6. Holiday movies make you cry

Is it just me, or do holiday movies make you cry, too? As an HSP, perhaps you escape the big holiday party and go watch an animated movie with your friends’ kids in the other room. It’ll be more light-hearted than all the noise in the party room, right? Although you find yourself rooting for Rudolph in Rudolph the Red-Nosed Reindeer, between the way he’s bullied and the song lyrics — All of the other reindeer / Used to laugh and call him names / They never let poor Rudolph / Join in any reindeer games — you find yourself tearing up (even more so than the kids around you). 

7. You feel “hangry (hungry + angry) more often

You know there will be a lot of food at your aunt’s holiday brunch, so you decide not to eat until you arrive. Big mistake. With all the overstimulation, you find yourself getting more and more agitated and hangry (hungry + angry) and feel eating will help… but then learn the ham still needs another hour in the oven. You remind yourself you’ll have a snack before the next holiday party you go to. But, once again, you’re really looking forward to the party food, like your Uncle Lenny’s famous potato pancakes (latkes), so you decide not to eat in advance, causing you to get hangry once again… 

8. You’re emotionally exhausted from absorbing everyone’s emotions

Not only does the hectic holiday season take its toll on you emotionally, but absorbing everyone else’s emotions and feelings does, too.
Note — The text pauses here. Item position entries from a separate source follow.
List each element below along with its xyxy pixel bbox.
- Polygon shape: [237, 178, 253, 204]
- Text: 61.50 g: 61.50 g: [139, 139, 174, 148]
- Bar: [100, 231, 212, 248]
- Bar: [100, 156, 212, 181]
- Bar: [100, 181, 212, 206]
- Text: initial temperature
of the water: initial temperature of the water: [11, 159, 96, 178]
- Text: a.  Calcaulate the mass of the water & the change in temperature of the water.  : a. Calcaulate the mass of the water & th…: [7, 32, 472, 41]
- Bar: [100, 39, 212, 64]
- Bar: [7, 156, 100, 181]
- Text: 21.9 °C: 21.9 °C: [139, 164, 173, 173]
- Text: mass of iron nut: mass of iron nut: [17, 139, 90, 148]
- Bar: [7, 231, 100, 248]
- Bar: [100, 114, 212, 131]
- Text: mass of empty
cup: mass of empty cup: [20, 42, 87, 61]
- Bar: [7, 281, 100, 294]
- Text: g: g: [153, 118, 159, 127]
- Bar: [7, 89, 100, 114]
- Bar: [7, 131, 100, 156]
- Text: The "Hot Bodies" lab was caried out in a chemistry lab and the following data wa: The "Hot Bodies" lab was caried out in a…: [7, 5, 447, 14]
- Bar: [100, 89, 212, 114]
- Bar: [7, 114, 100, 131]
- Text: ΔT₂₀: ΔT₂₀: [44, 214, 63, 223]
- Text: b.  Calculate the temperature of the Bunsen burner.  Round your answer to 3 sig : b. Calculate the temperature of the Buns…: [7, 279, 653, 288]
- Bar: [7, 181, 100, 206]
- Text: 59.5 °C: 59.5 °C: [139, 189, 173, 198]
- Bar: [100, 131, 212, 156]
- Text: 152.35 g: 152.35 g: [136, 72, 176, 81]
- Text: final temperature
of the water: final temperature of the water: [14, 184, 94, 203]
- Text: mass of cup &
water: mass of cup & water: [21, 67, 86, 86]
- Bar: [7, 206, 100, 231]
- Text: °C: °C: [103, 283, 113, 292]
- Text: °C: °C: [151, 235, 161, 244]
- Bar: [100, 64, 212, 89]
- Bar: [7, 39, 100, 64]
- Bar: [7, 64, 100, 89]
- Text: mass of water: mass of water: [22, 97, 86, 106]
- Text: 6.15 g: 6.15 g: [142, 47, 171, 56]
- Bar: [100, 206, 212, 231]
Whether your cousin and his fiancée just broke up and you feel his sadness as though it’s your own or when your friend’s baby cries, you feel her pain, you find yourself taking it all on. You get more mentally and emotionally flooded than usual, perhaps because of the sheer magnitude of people — it’s not just absorbing one person’s emotions, but many people’s all at once. You feel you’re on some sort of game show seeing how much you can take…

9. You get more “HSP hangovers” than usual

As a sensitive person, you have trouble saying no to events — after all, Christmas is only once a year, so what’s one more party, right? But by putting your people-pleasing tendencies first — Aunt Shelly’s really looking forward to seeing you (even though you’re tired and would like to sit this event out) — and don’t enact boundaries, you’re bound to get an “HSP hangover”… and then another one… and another one. All the socializing catches up with you and you can’t seem to get out of bed the morning after yet another holiday get-together. But you do — and soon convince yourself that you’ll go to “just one more party.” And the cycle repeats itself, which leads to…

10. You’re really sleep-deprived

With all the holiday tasks and gatherings and overstimulation, it’s hard to get enough sleep, which is something we HSPs need more than others. Maybe it’s because we’re running from one event to the next. Or maybe it’s due to anticipation and the anxiety and excitement that keeps us up at night. Whatever the case may be, as festive as the holidays are, we can’t wait to catch up on sleep and hibernate a while once they’re over… at least until we do it all again next year.